Sadeleştirme, olumlu bir tabirdir. Karışık olan sadeleştirilir. Karmaşık olan durulursa, güzeldir. Bulanık ve bulaşık olanın saflaştırılmasında hayır vardır.
"Risale'nin sadeleştirilmesine karşıyım" demek, "Risale'nin anlaşılmasına karşıyım" demektir.
Yaşadığımız, tam anlamıyla bir kavram karmaşası. Gülen'in emriyle ve sarı renkle basılan 'risaleler' sadeleştirme mi değil mi? 'Sadeleştirilmiş' diyorsanız, Risale'nin karmaşık ve anlaşılmaz olduğunu kabul ediyorsunuz demektir. Öyle mi sahi? Gülen gibi mi düşünmeliyiz?
'Sadeleştirme' diye diye meşhur ettiğimiz işlem, Said Nursi'nin mesajını daha anlaşılır kılma çabası olsaydı, haklı olabilirdik. Aksine, mesajı, daha Birinci Söz'ün ikinci cümlesinde tahrif ediyor: 'Biz de başta onunla [Bismillah'la] başlarız." Üstad'ın cümlesi ise şu: "Biz dahi başta ona[Bismillah'a] başlarız." Bu 'sadeleştirme'yi yapan kardeşimizin aklının arkasında şu düşünce var: Said Nursi, 'ona' ve 'onunla' arasındaki farkı bilemeyecek kadar Türkçe fakiri yahut özensiz bir yazar. Geçen yüzyılda kalmış bir pir-i mugan. Dolayısıyla aşılabilir, geride bırakılmalı. Yeni bir müceddid kadrosu açmak için bu şart…
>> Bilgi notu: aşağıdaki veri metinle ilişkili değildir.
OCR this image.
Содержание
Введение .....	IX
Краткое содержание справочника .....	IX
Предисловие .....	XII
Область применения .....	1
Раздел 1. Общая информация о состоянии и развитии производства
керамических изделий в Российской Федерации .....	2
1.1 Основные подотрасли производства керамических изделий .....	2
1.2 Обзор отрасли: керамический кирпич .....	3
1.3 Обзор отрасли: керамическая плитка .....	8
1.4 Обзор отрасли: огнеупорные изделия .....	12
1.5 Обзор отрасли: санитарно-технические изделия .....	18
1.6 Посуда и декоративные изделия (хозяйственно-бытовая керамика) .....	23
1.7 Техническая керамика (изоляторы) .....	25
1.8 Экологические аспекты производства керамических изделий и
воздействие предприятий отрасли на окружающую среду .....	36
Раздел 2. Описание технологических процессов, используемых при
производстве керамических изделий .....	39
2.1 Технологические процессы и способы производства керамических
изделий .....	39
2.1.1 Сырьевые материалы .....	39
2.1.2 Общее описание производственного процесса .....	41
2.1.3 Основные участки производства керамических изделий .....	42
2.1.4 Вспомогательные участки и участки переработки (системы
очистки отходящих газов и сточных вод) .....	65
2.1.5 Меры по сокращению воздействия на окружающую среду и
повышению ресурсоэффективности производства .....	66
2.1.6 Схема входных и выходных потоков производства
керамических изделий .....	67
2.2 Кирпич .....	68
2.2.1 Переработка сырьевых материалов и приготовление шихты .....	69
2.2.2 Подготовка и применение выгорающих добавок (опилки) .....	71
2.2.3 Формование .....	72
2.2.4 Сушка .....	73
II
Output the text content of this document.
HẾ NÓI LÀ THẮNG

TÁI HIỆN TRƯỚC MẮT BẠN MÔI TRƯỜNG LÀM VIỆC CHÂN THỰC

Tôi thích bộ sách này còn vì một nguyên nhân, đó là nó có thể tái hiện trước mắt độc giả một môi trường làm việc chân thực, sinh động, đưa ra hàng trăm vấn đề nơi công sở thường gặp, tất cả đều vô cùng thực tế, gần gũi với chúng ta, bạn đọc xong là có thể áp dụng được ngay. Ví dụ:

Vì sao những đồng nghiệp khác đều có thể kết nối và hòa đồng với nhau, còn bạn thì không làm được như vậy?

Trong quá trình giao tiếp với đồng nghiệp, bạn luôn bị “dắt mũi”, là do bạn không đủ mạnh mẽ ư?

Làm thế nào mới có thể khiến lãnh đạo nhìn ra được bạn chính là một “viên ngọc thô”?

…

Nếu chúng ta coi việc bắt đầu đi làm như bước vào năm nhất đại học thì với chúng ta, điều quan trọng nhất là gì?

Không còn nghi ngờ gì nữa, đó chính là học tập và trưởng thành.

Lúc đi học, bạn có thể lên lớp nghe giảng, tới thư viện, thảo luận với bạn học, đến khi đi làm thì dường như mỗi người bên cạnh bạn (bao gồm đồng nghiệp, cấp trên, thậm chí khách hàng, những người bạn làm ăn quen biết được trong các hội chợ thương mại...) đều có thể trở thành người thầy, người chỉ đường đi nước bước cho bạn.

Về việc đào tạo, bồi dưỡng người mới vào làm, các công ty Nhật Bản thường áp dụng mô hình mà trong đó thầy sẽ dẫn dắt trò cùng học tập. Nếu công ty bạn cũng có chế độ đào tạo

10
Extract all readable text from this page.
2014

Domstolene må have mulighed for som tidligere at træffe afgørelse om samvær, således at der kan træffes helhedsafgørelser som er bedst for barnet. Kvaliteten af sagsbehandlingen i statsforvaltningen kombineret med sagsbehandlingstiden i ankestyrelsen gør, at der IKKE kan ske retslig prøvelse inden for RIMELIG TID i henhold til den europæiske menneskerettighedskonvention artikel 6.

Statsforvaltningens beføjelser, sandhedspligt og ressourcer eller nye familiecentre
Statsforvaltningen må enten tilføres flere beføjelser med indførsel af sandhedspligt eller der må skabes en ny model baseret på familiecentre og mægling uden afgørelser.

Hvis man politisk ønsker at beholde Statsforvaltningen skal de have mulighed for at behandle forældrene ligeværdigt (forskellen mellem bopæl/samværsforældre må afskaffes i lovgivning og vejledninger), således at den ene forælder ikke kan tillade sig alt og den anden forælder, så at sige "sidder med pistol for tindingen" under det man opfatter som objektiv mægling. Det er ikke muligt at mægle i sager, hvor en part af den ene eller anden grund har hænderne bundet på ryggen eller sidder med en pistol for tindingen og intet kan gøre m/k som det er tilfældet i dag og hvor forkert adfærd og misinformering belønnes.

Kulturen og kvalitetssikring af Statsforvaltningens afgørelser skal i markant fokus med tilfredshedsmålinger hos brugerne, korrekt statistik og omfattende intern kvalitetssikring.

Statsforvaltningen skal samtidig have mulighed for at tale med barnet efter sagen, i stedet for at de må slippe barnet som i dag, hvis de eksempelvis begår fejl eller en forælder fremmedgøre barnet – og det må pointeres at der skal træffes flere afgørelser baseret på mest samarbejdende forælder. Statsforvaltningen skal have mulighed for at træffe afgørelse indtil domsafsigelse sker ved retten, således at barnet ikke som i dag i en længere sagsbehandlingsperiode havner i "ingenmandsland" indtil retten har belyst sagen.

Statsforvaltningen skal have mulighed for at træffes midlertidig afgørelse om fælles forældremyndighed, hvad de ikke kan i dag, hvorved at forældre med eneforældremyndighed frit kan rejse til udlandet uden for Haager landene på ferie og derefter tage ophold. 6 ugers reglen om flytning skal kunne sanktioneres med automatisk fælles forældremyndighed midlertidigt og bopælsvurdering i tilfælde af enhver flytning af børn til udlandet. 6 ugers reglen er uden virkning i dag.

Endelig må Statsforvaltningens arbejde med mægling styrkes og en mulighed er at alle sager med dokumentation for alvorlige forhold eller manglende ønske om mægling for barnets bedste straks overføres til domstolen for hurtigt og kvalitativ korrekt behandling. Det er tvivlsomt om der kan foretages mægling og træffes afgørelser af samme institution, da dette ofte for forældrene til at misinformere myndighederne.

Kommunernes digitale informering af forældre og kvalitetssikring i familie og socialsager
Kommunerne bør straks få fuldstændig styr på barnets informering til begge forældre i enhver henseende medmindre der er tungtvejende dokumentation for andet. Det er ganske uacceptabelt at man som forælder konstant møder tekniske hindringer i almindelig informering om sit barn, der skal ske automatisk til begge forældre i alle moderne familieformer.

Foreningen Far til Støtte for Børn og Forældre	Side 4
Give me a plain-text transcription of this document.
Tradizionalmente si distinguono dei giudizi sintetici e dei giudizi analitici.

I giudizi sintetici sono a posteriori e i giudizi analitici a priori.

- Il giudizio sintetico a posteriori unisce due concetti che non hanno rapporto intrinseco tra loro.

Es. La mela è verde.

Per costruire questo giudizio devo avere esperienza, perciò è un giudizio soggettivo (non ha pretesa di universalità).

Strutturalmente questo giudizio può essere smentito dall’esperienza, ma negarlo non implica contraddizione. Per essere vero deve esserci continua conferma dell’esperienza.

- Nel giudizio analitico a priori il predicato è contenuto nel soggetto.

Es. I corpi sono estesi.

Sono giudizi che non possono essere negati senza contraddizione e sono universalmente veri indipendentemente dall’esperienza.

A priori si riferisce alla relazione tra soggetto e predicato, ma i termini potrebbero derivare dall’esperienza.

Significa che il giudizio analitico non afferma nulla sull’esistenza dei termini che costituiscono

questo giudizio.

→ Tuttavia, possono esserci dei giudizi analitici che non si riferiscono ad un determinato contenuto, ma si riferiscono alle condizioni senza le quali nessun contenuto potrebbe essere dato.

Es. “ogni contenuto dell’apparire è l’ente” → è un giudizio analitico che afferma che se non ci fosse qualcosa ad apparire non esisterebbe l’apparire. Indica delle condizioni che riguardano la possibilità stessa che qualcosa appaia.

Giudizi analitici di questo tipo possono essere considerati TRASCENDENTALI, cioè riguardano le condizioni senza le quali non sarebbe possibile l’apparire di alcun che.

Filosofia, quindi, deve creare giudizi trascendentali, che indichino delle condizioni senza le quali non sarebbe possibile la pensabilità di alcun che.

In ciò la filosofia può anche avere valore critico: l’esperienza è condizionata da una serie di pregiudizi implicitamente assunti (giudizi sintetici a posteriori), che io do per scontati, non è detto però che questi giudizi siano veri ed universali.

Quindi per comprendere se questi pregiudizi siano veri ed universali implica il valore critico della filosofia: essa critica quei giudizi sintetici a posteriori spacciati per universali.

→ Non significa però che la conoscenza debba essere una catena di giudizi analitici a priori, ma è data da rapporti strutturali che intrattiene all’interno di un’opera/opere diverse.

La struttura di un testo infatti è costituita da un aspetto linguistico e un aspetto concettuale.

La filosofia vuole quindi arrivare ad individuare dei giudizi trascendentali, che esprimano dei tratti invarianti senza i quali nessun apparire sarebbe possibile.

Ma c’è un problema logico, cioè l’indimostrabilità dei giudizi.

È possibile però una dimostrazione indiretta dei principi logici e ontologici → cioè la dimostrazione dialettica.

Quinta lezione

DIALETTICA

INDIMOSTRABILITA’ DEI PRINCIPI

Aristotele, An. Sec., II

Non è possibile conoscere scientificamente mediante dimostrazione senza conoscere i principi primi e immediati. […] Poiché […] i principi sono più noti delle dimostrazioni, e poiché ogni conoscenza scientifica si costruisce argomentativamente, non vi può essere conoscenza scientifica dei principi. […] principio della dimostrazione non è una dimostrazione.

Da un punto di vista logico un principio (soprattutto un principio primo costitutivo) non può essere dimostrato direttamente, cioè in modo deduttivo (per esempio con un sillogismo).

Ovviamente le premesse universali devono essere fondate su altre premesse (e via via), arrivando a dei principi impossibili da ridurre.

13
Oysa metni adam akıllı okuyan biri, tam da Said Nursi'nin bu tercihindeki uyanıklığı fark eder: Öteden beri söylendiğinin/sanıldığının aksine, Bismillah sadece bir işe başlarken söylenip geçilecek bir lafız değildir. Söylenip geçilmez Bismillah. Bir araç değildir. Bismillah bir varlık alanıdır. Bir yaşama biçimidir. Bismillah'a başlarız sadece… Bütün başlamalarımız Bismillah'ın ifade ettiği varlık alanına girmek içindir. İlk hareketlerin cümlesi, Bismillah'ın kapı olduğu hayat tarzına dahil olmak içindir. [Asıl konumuz bu değil; bu bahsi açmak için yeni bir makale borçlanayım. Bu 'sade' ve sade olduğu için de 'derin' olan dersi mutlaka çalışalım.]
Sahiden, Risale-i Nur'un dili yazıldığı devrin dilinin izlerini mi taşıyor? Hayır! Said Nursi; 1920'lerin ağır Osmanlıcası ile mi yazar? Hayır! Said Nursi, Muhakemat gibi birinci dönem eserlerinde belirginleşen ağdalı ilim dilini mi tercih eder Risale'de? Hayır! Sözler, Mektubat, Lemâlar, Şualar, ehli tahkik bir gözlemcinin gözüyle bakıldığında görülecektir ki, yazıldığı devrin Türkçesinden daha sadedir, daha durudur, daha berraktır.
Said Nursi'nin günümüz Türkçesinden ağır gelen kelimeleri ise sadece ve sadece Kur'ân kelimeleri ve esma-i hüsna'ların aslıdır. Bu kavramlar ise her eve herkese her zaman her yerde lazımdır. Geçmişin konusu değil, ebedi geleceğimizin temel taşlarıdır. Uğrunda bir ömür harcanmaya değecek diri ve duru kelimelerdir. İnsanın Rabbini anlamasına yardımcı olacak en sade, en duru, en anlaşılır tutanaklardır. Risalelerin elçi olduğu hakikati, yani Kur'ân'ı anlaşılır kılmak isteyen elbette ki o anahtar kavramları incitmez, bu sade kelimeleri tahrif etmez.
Yapılanın adı, 'sadeleştirme' değil, 'sahteleştirme'dir. Daha insaflı bir tabir istiyorsanız, eser sahibinin ifade kabiliyetini tahkir etmek, telif becerisini küçümsemektir. Kelimenin tam anlamıyla 'tahrif'tir…
Mâlum cemaatin derdi asla 'sadeleştirmek' olmadı ki! Bu küstah tasarrufa 'sadeleştirme' diyerek, azmettiricisini ve tetikçilerini temize çıkarmayalım. Yavan ve muğlak ifadelerle dolu şu 'sarı kitaplar'ı 'sadeleştirilmiş' diye anarak, Risale-i Nur'un aslının anlaşılmaz olduğu tezini benimsemeyelim. Risale-i Nur'a iftira atmayalım!